Oooh I need to sneak some liver in mine. You said pureed, but my liver is frozen in HUGE chunks. Is it okay to re-freeze it b/c I’ll never use it all at once. Also, how do you puree it? I bought a meat grinder for my kitchen aid, and I was disappointed with how it worked. Would a food processor work better?

lydia January 5, 2011 at 9:48 am

I pureed my liver in the food processor. Mine was frozen in a big chunk too and I semi thawed it out, cut it into quarters with poultry shears and then put the remaining quarters back in the freezer, so now I will just pull out one at time for various recipes, which I puree it up for as well. 😉

Karen January 5, 2011 at 9:02 am

Do you put any beans in your chili? I read the recipe twice and did not find any beans mentioned.

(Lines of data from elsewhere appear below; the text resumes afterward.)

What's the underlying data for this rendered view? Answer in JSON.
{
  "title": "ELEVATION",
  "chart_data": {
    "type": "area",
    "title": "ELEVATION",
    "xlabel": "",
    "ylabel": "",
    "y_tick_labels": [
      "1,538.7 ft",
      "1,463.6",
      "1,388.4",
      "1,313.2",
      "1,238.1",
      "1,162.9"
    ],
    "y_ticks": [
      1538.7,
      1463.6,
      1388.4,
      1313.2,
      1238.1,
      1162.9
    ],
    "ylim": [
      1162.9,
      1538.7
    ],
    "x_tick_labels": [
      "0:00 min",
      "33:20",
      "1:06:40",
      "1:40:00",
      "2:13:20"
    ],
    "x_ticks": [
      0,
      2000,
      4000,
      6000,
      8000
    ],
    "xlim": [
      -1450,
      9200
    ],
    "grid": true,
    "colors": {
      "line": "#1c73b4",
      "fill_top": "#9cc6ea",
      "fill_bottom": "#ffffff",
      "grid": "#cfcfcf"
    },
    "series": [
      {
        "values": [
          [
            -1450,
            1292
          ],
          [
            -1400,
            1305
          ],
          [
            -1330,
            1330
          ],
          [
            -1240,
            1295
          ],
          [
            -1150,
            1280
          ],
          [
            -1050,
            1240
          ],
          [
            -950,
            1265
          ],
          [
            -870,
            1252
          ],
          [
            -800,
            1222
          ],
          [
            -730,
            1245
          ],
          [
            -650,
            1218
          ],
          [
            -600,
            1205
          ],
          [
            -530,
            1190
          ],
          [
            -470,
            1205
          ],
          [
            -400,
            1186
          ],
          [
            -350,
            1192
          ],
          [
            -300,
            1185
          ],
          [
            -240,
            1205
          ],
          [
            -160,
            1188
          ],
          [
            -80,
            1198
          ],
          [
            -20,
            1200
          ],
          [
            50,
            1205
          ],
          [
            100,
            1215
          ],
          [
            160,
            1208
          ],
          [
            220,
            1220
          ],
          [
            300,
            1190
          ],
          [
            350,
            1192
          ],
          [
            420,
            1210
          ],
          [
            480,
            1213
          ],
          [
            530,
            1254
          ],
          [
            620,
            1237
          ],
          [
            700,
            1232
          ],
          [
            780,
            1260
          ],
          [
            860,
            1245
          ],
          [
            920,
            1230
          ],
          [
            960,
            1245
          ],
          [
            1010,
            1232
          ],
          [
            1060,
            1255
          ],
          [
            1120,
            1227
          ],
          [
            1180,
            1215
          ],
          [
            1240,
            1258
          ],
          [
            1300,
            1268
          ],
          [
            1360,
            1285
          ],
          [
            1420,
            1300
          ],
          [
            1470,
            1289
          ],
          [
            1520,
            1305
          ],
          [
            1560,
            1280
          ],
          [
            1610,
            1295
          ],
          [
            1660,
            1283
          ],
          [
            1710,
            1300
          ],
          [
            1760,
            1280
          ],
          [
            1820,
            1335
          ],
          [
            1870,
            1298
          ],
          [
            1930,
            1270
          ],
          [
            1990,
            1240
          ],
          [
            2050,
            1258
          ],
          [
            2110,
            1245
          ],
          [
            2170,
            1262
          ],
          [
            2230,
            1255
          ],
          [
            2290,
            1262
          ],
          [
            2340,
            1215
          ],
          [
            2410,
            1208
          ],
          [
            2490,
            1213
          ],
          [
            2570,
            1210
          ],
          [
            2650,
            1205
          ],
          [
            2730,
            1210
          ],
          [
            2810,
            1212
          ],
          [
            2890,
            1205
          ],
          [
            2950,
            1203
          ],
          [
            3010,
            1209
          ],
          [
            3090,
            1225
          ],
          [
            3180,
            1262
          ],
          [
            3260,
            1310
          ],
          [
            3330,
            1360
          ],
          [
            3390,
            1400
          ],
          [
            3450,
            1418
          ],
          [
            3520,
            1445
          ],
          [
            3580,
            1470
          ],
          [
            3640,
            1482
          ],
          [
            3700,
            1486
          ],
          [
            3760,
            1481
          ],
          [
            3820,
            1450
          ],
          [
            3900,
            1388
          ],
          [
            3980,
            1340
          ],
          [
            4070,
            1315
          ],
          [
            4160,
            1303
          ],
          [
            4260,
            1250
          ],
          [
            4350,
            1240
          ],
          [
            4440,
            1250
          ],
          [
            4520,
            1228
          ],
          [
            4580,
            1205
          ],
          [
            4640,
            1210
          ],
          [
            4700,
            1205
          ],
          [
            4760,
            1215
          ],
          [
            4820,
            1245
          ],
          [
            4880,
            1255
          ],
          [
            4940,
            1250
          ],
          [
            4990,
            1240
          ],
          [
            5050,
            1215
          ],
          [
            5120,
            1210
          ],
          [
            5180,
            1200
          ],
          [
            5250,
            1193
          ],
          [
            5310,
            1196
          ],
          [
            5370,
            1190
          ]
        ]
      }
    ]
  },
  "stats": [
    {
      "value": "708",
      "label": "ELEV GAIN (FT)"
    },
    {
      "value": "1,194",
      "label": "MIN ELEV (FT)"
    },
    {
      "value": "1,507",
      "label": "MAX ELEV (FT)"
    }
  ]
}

lydia January 5, 2011 at 9:46 am

Hi Karen ~ no I do not add beans to my chili. I find they are super hard to digest even when they are properly soaked and prepared.

Rebecca November 8, 2011 at 10:26 pm

Soo, perfect timing. I just bought my first ever organic free range beef liver ever today and some more chili powder with the intent making chili in a couple days. I think the liver even comes ground. . .

Debra E December 9, 2013 at 10:27 am

If my family has never eaten liver, would we be able to taste it in this recipe or would it’s flavor be hidden?

lydia December 9, 2013 at 11:03 am

Read the notes I added to the post Debra – my family has NEVER noticed, even since the very first time! 😉

Debra E December 9, 2013 at 11:12 am

So sorry! Somehow I totally missed your notes! Thanks!

Tina February 15, 2014 at 8:55 am

Lydia…thanks for all of your wonderful recipes! This may seem like a silly question, but does this recipe include a chili seasoning blend or is this just plain red chili pepper powder that you use? I feel like theses terms are used interchangeably sometimes, so I wasn’t sure. Thanks.

lydia February 15, 2014 at 8:57 am

Tina, I use a chili powder (which is more of a blend really), not just plain red chili pepper powder. I’m sure you could use that if it’s all you have on hand, but it might be a bit more spicy!

Tina February 15, 2014 at 9:22 am

Thanks…I actually never know what people mean when they say ‘chili powder,’ as my husband is from India so chili powder is a totally different thing!